Thursday, November 8, 2012

The Spidey Synth

This is another instrument I built for a friend, because if I don't build it for someone else, it never gets finished. I have boxes and boxes of unfinished projects for myself.

Anyway, here it is...



When I saw the tiny spider man lunchbox at the store, I knew it would be perfect. I'm really happy with the way this turned out. 

Here is another angle...



Here is the schematic I used for it...



The only differences are that I added a switch in between pins 2 and 3 that selected between a photocell and the pot in the schematic, and another switch that selects between a 0.1uf ceramic cap and 1uf electrolytic cap on the first oscillator.

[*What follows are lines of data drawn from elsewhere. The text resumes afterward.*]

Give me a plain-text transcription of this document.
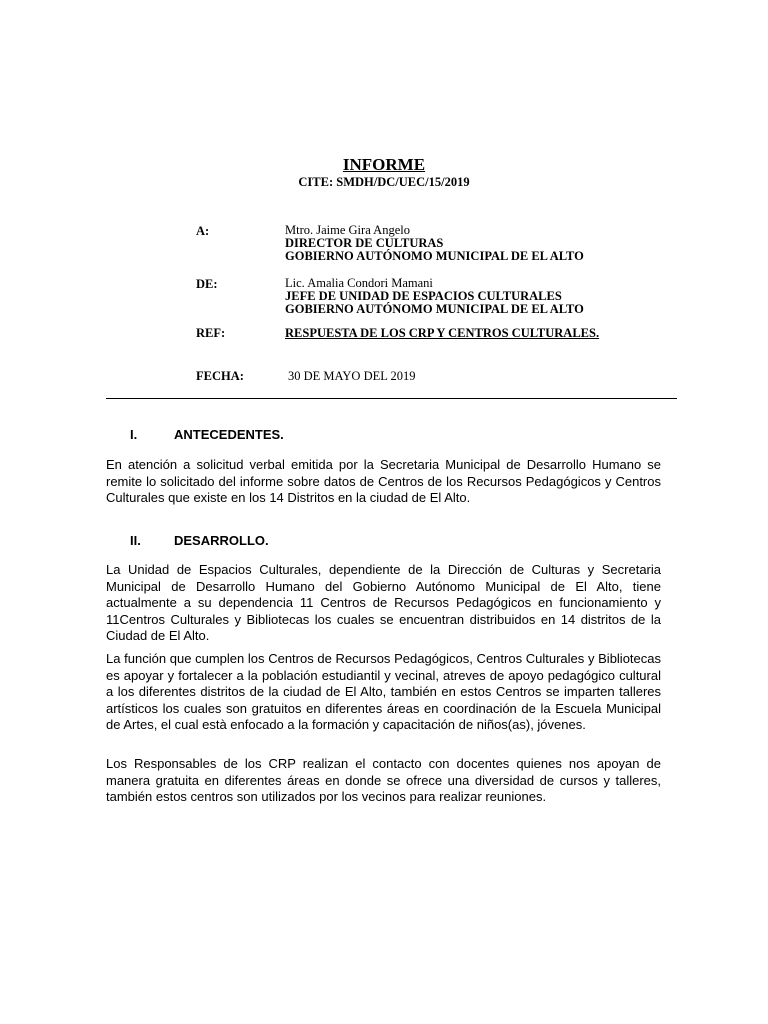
INFORME
CITE: SMDH/DC/UEC/15/2019
A:	Mtro. Jaime Gira Angelo
DIRECTOR DE CULTURAS
GOBIERNO AUTÓNOMO MUNICIPAL DE EL ALTO
DE:	Lic. Amalia Condori Mamani
JEFE DE UNIDAD DE ESPACIOS CULTURALES
GOBIERNO AUTÓNOMO MUNICIPAL DE EL ALTO
REF:	RESPUESTA DE LOS CRP Y CENTROS CULTURALES.
FECHA:	30 DE MAYO DEL 2019
I.	ANTECEDENTES.

En atención a solicitud verbal emitida por la Secretaria Municipal de Desarrollo Humano se remite lo solicitado del informe sobre datos de Centros de los Recursos Pedagógicos y Centros Culturales que existe en los 14 Distritos en la ciudad de El Alto.

II.	DESARROLLO.

La Unidad de Espacios Culturales, dependiente de la Dirección de Culturas y Secretaria Municipal de Desarrollo Humano del Gobierno Autónomo Municipal de El Alto, tiene actualmente a su dependencia 11 Centros de Recursos Pedagógicos en funcionamiento y 11Centros Culturales y Bibliotecas los cuales se encuentran distribuidos en 14 distritos de la Ciudad de El Alto.

La función que cumplen los Centros de Recursos Pedagógicos, Centros Culturales y Bibliotecas es apoyar y fortalecer a la población estudiantil y vecinal, atreves de apoyo pedagógico cultural a los diferentes distritos de la ciudad de El Alto, también en estos Centros se imparten talleres artísticos los cuales son gratuitos en diferentes áreas en coordinación de la Escuela Municipal de Artes, el cual està enfocado a la formación y capacitación de niños(as), jóvenes.

Los Responsables de los CRP realizan el contacto con docentes quienes nos apoyan de manera gratuita en diferentes áreas en donde se ofrece una diversidad de cursos y talleres, también estos centros son utilizados por los vecinos para realizar reuniones.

I've already given this one away so I can't make any recordings of it. I made a video though, just pretend like it isn't almost upside down...


Coleco Talking Teacher

When I originally bent this I only included a pitch knob, body contacts, and about 8 glitch switches. Which was okay, but I had seen schematics online that had used more. So I decided to take a second look. I used some stuff from a few things I've seen online and some other stuff I poked out myself.

Without further dudes...




From top to bottom, left to right...

  • 1/4" Output Jack
  • 5PDT Rotary Potentiometer Glitch Selector
  • Distortion Knob
  • Tone Momentary Push Button
  • 2 Glitch ON/OFF Switches, connected to rotary switch
  • Long Glitch Knob
  • Hold Switch and Audition Button



Just like above...

  • Pitch Photocell
  • Photocell ON/OFF Switch
  • Coarse Pitch Knob
  • Fine Pitch Knob
  • Barely Visible Reset Button


Originally, I just removed the pitch trimpot and replaced it with a 100k pot. The pitch range was okay but removing the resistor next to the trimpot really opens up the range. You have you replace it with a jumper wire though. I used a 500k pot for the coarse knob and a 50k pot for the fine pitch. You could just split the difference and use a trimpot if you want. You could probably just leave the original trimpot and just remove the resistor, but I lost it after I removed it the first time.

Here is the inside and a diagram of the bends...


You can see I had to remove ribbon cable to the LCD screen because it broke. I had to rewire it and it was a pain. The ribbon cable is really finnicky so you have to be careful with it.

  
Its kind of a sloppy mess but oh well. You can see the jumper wire used when I removed the pitch resistor. The three black wires on the left are for the body contacts.